I'm waiting for soy cheese pizza at Slice and my head is dull and buzzing.
There's reggaeton booming from the back, where the workers in the kitchen are chopping organic basil to sprinkle on my dinner.
The overlap of music is not pleasant and I try to distract myself with the Claudia Rankine book I am reading.
I switched from Prozac to fluoxetine. Prozac's patent is up, and now the generic brand, fluoxetine, is available, the insurance company will only cover that, my editor says casually. Because Oprah has trained Americans to say anything anywhere, and because no longer does my editor see confession as intimate and full of silences, I happen to know so I tell her that Eli Lilly, the drug company that makes Prozac, is now marketing a new pill: PROZAC weekly. Try to convince your doctor that taking a pill every day for depression is depressing, I suggest. We are all in this together, whenever, whatever, wherever-in detail is ok.
The buzzing is not quite painful. I must just be overcaffeinated or undercaffeinated; underliving, overcompansating, something.

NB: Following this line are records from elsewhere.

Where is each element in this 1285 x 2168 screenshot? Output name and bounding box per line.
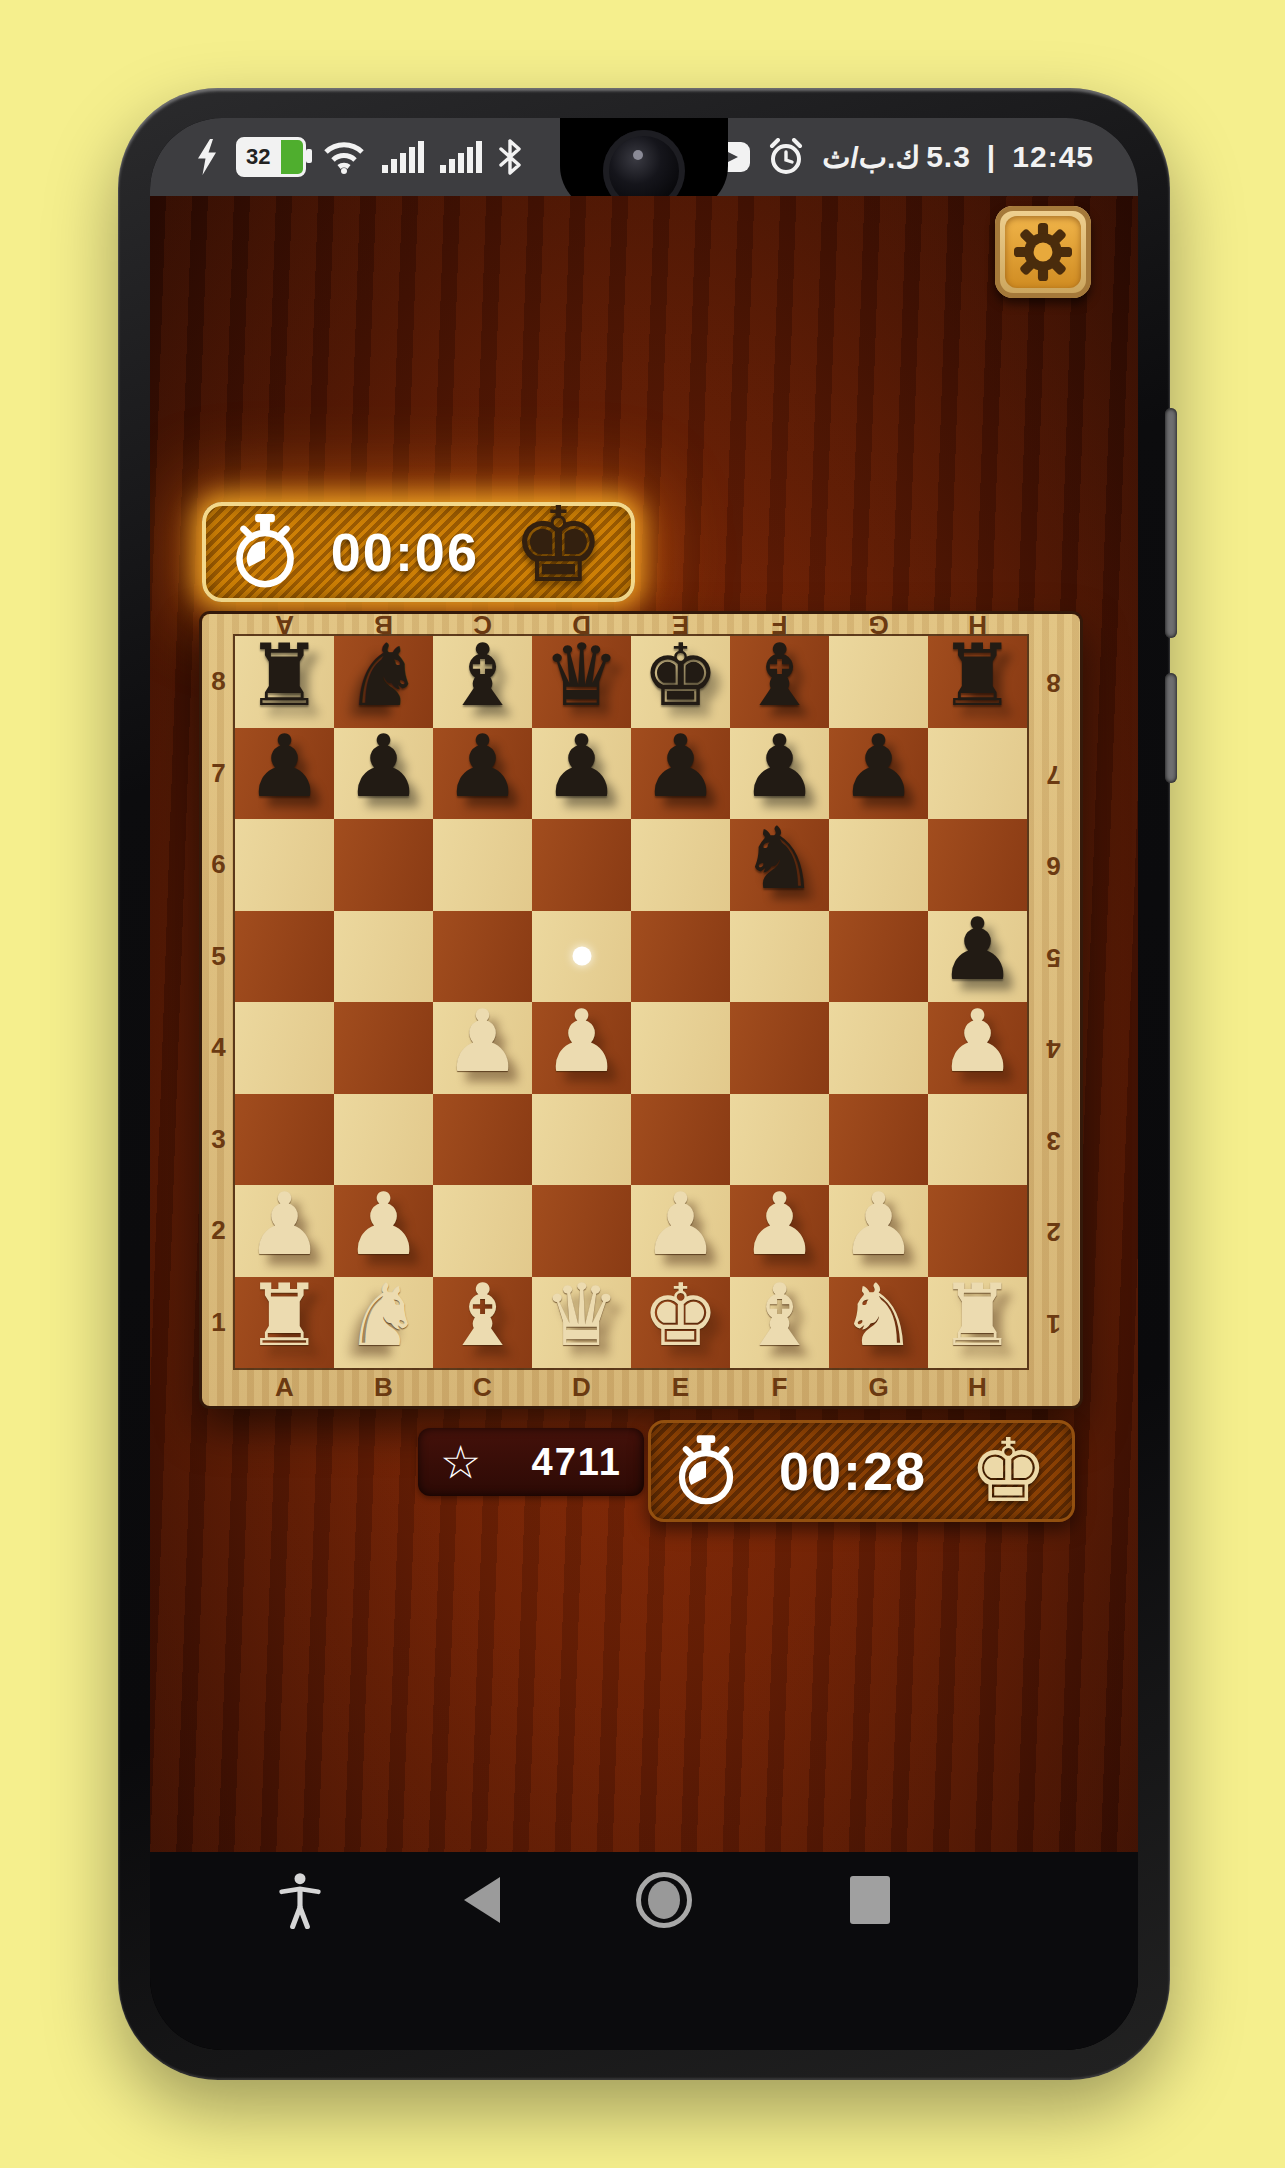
file-label-top-b: B	[334, 614, 433, 636]
rank-label-5: 5	[202, 911, 235, 1003]
board-files-bottom: ABCDEFGH	[235, 1368, 1027, 1406]
black-pawn: ♟	[433, 723, 532, 809]
phone-screen: 32	[150, 118, 1138, 2050]
white-rook: ♜	[928, 1272, 1027, 1358]
rank-label-right-3: 3	[1027, 1094, 1080, 1186]
white-pawn: ♟	[433, 998, 532, 1084]
square-c8[interactable]: ♝	[433, 636, 532, 728]
square-a8[interactable]: ♜	[235, 636, 334, 728]
square-b6[interactable]	[334, 819, 433, 911]
square-h8[interactable]: ♜	[928, 636, 1027, 728]
signal-sim2-icon	[440, 141, 482, 173]
file-label-d: D	[532, 1368, 631, 1406]
square-e2[interactable]: ♟	[631, 1185, 730, 1277]
move-hint-dot	[572, 947, 591, 966]
square-e7[interactable]: ♟	[631, 728, 730, 820]
black-pawn: ♟	[829, 723, 928, 809]
white-knight: ♞	[829, 1272, 928, 1358]
square-c2[interactable]	[433, 1185, 532, 1277]
player-clock-time: 00:28	[779, 1440, 927, 1502]
rank-label-right-1: 1	[1027, 1277, 1080, 1369]
rank-label-6: 6	[202, 819, 235, 911]
star-icon: ☆	[440, 1439, 481, 1485]
square-f2[interactable]: ♟	[730, 1185, 829, 1277]
android-nav-bar	[150, 1852, 1138, 2050]
square-c6[interactable]	[433, 819, 532, 911]
rank-label-right-5: 5	[1027, 911, 1080, 1003]
board-files-top: ABCDEFGH	[235, 614, 1027, 636]
file-label-h: H	[928, 1368, 1027, 1406]
file-label-f: F	[730, 1368, 829, 1406]
file-label-top-f: F	[730, 614, 829, 636]
status-time: 12:45	[1012, 140, 1094, 174]
white-pawn: ♟	[235, 1181, 334, 1267]
square-a7[interactable]: ♟	[235, 728, 334, 820]
file-label-top-g: G	[829, 614, 928, 636]
file-label-top-e: E	[631, 614, 730, 636]
square-c4[interactable]: ♟	[433, 1002, 532, 1094]
square-d1[interactable]: ♛	[532, 1277, 631, 1369]
square-a3[interactable]	[235, 1094, 334, 1186]
stopwatch-icon	[675, 1435, 737, 1507]
square-h4[interactable]: ♟	[928, 1002, 1027, 1094]
file-label-top-d: D	[532, 614, 631, 636]
stopwatch-icon	[232, 514, 298, 590]
square-h2[interactable]	[928, 1185, 1027, 1277]
network-speed-value: 5.3	[926, 140, 971, 174]
square-b2[interactable]: ♟	[334, 1185, 433, 1277]
rank-label-8: 8	[202, 636, 235, 728]
square-b8[interactable]: ♞	[334, 636, 433, 728]
rank-label-2: 2	[202, 1185, 235, 1277]
square-c7[interactable]: ♟	[433, 728, 532, 820]
square-h1[interactable]: ♜	[928, 1277, 1027, 1369]
file-label-e: E	[631, 1368, 730, 1406]
network-speed-label: ك.ب/ث	[822, 140, 920, 175]
battery-level-fill	[281, 140, 303, 174]
square-e3[interactable]	[631, 1094, 730, 1186]
file-label-top-h: H	[928, 614, 1027, 636]
white-bishop: ♝	[730, 1272, 829, 1358]
rank-label-right-6: 6	[1027, 819, 1080, 911]
white-king-badge-icon: ♚	[969, 1427, 1048, 1515]
black-bishop: ♝	[433, 632, 532, 718]
square-e1[interactable]: ♚	[631, 1277, 730, 1369]
square-a5[interactable]	[235, 911, 334, 1003]
square-a2[interactable]: ♟	[235, 1185, 334, 1277]
accessibility-button[interactable]	[268, 1852, 332, 1948]
square-a6[interactable]	[235, 819, 334, 911]
white-king: ♚	[631, 1272, 730, 1358]
square-f8[interactable]: ♝	[730, 636, 829, 728]
score-value: 4711	[532, 1441, 622, 1484]
square-h6[interactable]	[928, 819, 1027, 911]
rank-label-right-2: 2	[1027, 1185, 1080, 1277]
white-pawn: ♟	[334, 1181, 433, 1267]
square-f3[interactable]	[730, 1094, 829, 1186]
file-label-top-c: C	[433, 614, 532, 636]
black-knight: ♞	[730, 815, 829, 901]
square-e8[interactable]: ♚	[631, 636, 730, 728]
square-d3[interactable]	[532, 1094, 631, 1186]
square-b3[interactable]	[334, 1094, 433, 1186]
black-queen: ♛	[532, 632, 631, 718]
accessibility-person-icon	[278, 1871, 322, 1929]
board-ranks-right: 87654321	[1027, 636, 1080, 1368]
phone-frame: 32	[118, 88, 1170, 2080]
battery-percent: 32	[239, 144, 270, 170]
square-d2[interactable]	[532, 1185, 631, 1277]
camera-glint	[633, 150, 643, 160]
square-g7[interactable]: ♟	[829, 728, 928, 820]
black-pawn: ♟	[631, 723, 730, 809]
square-f5[interactable]	[730, 911, 829, 1003]
recents-square-icon	[850, 1876, 890, 1924]
square-e5[interactable]	[631, 911, 730, 1003]
battery-icon: 32	[236, 137, 306, 177]
white-queen: ♛	[532, 1272, 631, 1358]
white-pawn: ♟	[730, 1181, 829, 1267]
settings-button[interactable]	[995, 206, 1091, 298]
square-e4[interactable]	[631, 1002, 730, 1094]
square-b4[interactable]	[334, 1002, 433, 1094]
gear-icon	[1014, 223, 1072, 281]
opponent-clock-black: 00:06 ♚	[202, 502, 635, 602]
white-pawn: ♟	[532, 998, 631, 1084]
screenshot-canvas: 32	[0, 0, 1285, 2168]
volume-button[interactable]	[1165, 408, 1177, 638]
square-a4[interactable]	[235, 1002, 334, 1094]
white-pawn: ♟	[928, 998, 1027, 1084]
square-a1[interactable]: ♜	[235, 1277, 334, 1369]
square-b1[interactable]: ♞	[334, 1277, 433, 1369]
black-knight: ♞	[334, 632, 433, 718]
square-d5[interactable]	[532, 911, 631, 1003]
recents-button[interactable]	[838, 1852, 902, 1948]
square-g2[interactable]: ♟	[829, 1185, 928, 1277]
square-d6[interactable]	[532, 819, 631, 911]
square-d8[interactable]: ♛	[532, 636, 631, 728]
home-button[interactable]	[632, 1852, 696, 1948]
square-g4[interactable]	[829, 1002, 928, 1094]
settings-button-face	[1005, 216, 1081, 288]
square-g8[interactable]	[829, 636, 928, 728]
opponent-clock-time: 00:06	[331, 521, 479, 583]
battery-nub	[306, 149, 312, 163]
home-oval	[648, 1881, 680, 1919]
file-label-b: B	[334, 1368, 433, 1406]
power-button[interactable]	[1165, 673, 1177, 783]
home-circle-icon	[636, 1872, 692, 1928]
score-panel: ☆ 4711	[418, 1428, 644, 1496]
square-f7[interactable]: ♟	[730, 728, 829, 820]
black-pawn: ♟	[334, 723, 433, 809]
square-c5[interactable]	[433, 911, 532, 1003]
black-bishop: ♝	[730, 632, 829, 718]
signal-sim1-icon	[382, 141, 424, 173]
square-d7[interactable]: ♟	[532, 728, 631, 820]
file-label-c: C	[433, 1368, 532, 1406]
player-clock-white: 00:28 ♚	[648, 1420, 1075, 1522]
square-b7[interactable]: ♟	[334, 728, 433, 820]
alarm-clock-icon	[766, 138, 806, 176]
square-c1[interactable]: ♝	[433, 1277, 532, 1369]
black-rook: ♜	[928, 632, 1027, 718]
black-pawn: ♟	[532, 723, 631, 809]
rank-label-3: 3	[202, 1094, 235, 1186]
status-left-group: 32	[194, 137, 522, 177]
square-g3[interactable]	[829, 1094, 928, 1186]
board-ranks-left: 87654321	[202, 636, 235, 1368]
rank-label-right-8: 8	[1027, 636, 1080, 728]
file-label-top-a: A	[235, 614, 334, 636]
file-label-g: G	[829, 1368, 928, 1406]
charging-bolt-icon	[194, 139, 220, 175]
rank-label-7: 7	[202, 728, 235, 820]
black-pawn: ♟	[730, 723, 829, 809]
black-king: ♚	[631, 632, 730, 718]
square-b5[interactable]	[334, 911, 433, 1003]
black-pawn: ♟	[928, 906, 1027, 992]
rank-label-1: 1	[202, 1277, 235, 1369]
black-king-badge-icon: ♚	[512, 493, 605, 597]
square-g1[interactable]: ♞	[829, 1277, 928, 1369]
black-rook: ♜	[235, 632, 334, 718]
square-h5[interactable]: ♟	[928, 911, 1027, 1003]
square-g5[interactable]	[829, 911, 928, 1003]
square-c3[interactable]	[433, 1094, 532, 1186]
square-d4[interactable]: ♟	[532, 1002, 631, 1094]
chess-app-background: 00:06 ♚ ABCDEFGH ABCDEFGH 87654321 87654…	[150, 196, 1138, 1852]
square-h7[interactable]	[928, 728, 1027, 820]
square-f4[interactable]	[730, 1002, 829, 1094]
white-pawn: ♟	[829, 1181, 928, 1267]
back-button[interactable]	[450, 1852, 514, 1948]
square-f1[interactable]: ♝	[730, 1277, 829, 1369]
rank-label-4: 4	[202, 1002, 235, 1094]
rank-label-right-4: 4	[1027, 1002, 1080, 1094]
rank-label-right-7: 7	[1027, 728, 1080, 820]
square-g6[interactable]	[829, 819, 928, 911]
wifi-icon	[322, 140, 366, 174]
chess-board: ABCDEFGH ABCDEFGH 87654321 87654321 ♜♞♝♛…	[202, 614, 1080, 1406]
white-rook: ♜	[235, 1272, 334, 1358]
black-pawn: ♟	[235, 723, 334, 809]
status-separator: |	[987, 140, 996, 174]
white-pawn: ♟	[631, 1181, 730, 1267]
back-triangle-icon	[464, 1877, 500, 1923]
white-knight: ♞	[334, 1272, 433, 1358]
white-bishop: ♝	[433, 1272, 532, 1358]
square-h3[interactable]	[928, 1094, 1027, 1186]
square-e6[interactable]	[631, 819, 730, 911]
square-f6[interactable]: ♞	[730, 819, 829, 911]
file-label-a: A	[235, 1368, 334, 1406]
bluetooth-icon	[498, 139, 522, 175]
board-grid: ♜♞♝♛♚♝♜♟♟♟♟♟♟♟♞♟♟♟♟♟♟♟♟♟♜♞♝♛♚♝♞♜	[235, 636, 1027, 1368]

Oh, yay, my pizza is here.

Before his breakdown we had DVD evenings. I'd go over with a bag of Doritos and a bottle of wine. After the breakdown, he didn't wish to see anyone. He wasn't answering the phone. I called; I left messages--sometimes to break into the general silence and sometimes to check on him. Finally, he agreed I should come by. I walked the thirty-six blocks to his apartment. By the time I reached his place I was anxious but optimistic. I thought the apartment would be a mess; the apartment was dust free. He seemed fine.
While watching the movie, tears rolled down his cheeks. Apart from their use in expressing emotion, tears have two other functions: they lubricate the eyes so that the lids can move over them smoothly as you blink; they wash away foreign bodies. It is difficult to feel much tear-worthy emotion about anything in Fitzcarraldo as it is about having outlandish projects and achieving them in the name art, but since the tears kept coming long after smooth blinking would have been restored and foreign bodies washed away, I decided that my friend was expressing emotion and was not fine, not ok, no.
The manager comes out from the back. She's wearing a long white dress and black eyeliner that's either stylish or smudged. She approaches my table with a clipboard. I sign a list to get emails about a wine tasting.
"It's a wine pairing," she says. "20 dollars per couple, for three types of wine, an appetizer and dessert."
That sounds like my kind of meal, I think. Main courses often disappoint me. Red wine and chocolate never do. Maybe I should apply this philosophy elsewhere. Kissing, oral sex, then cuddling. Fuck main courses, I decide.
The Manager is still talking. "It's a really good deal," she says. She says her name is Mickey.
Tracy Chapman is now singing something about revolution, with the reggaeton pulsing behind her. It actually sounds like it was choreographed.
I wonder who I'll take to the wine tasting.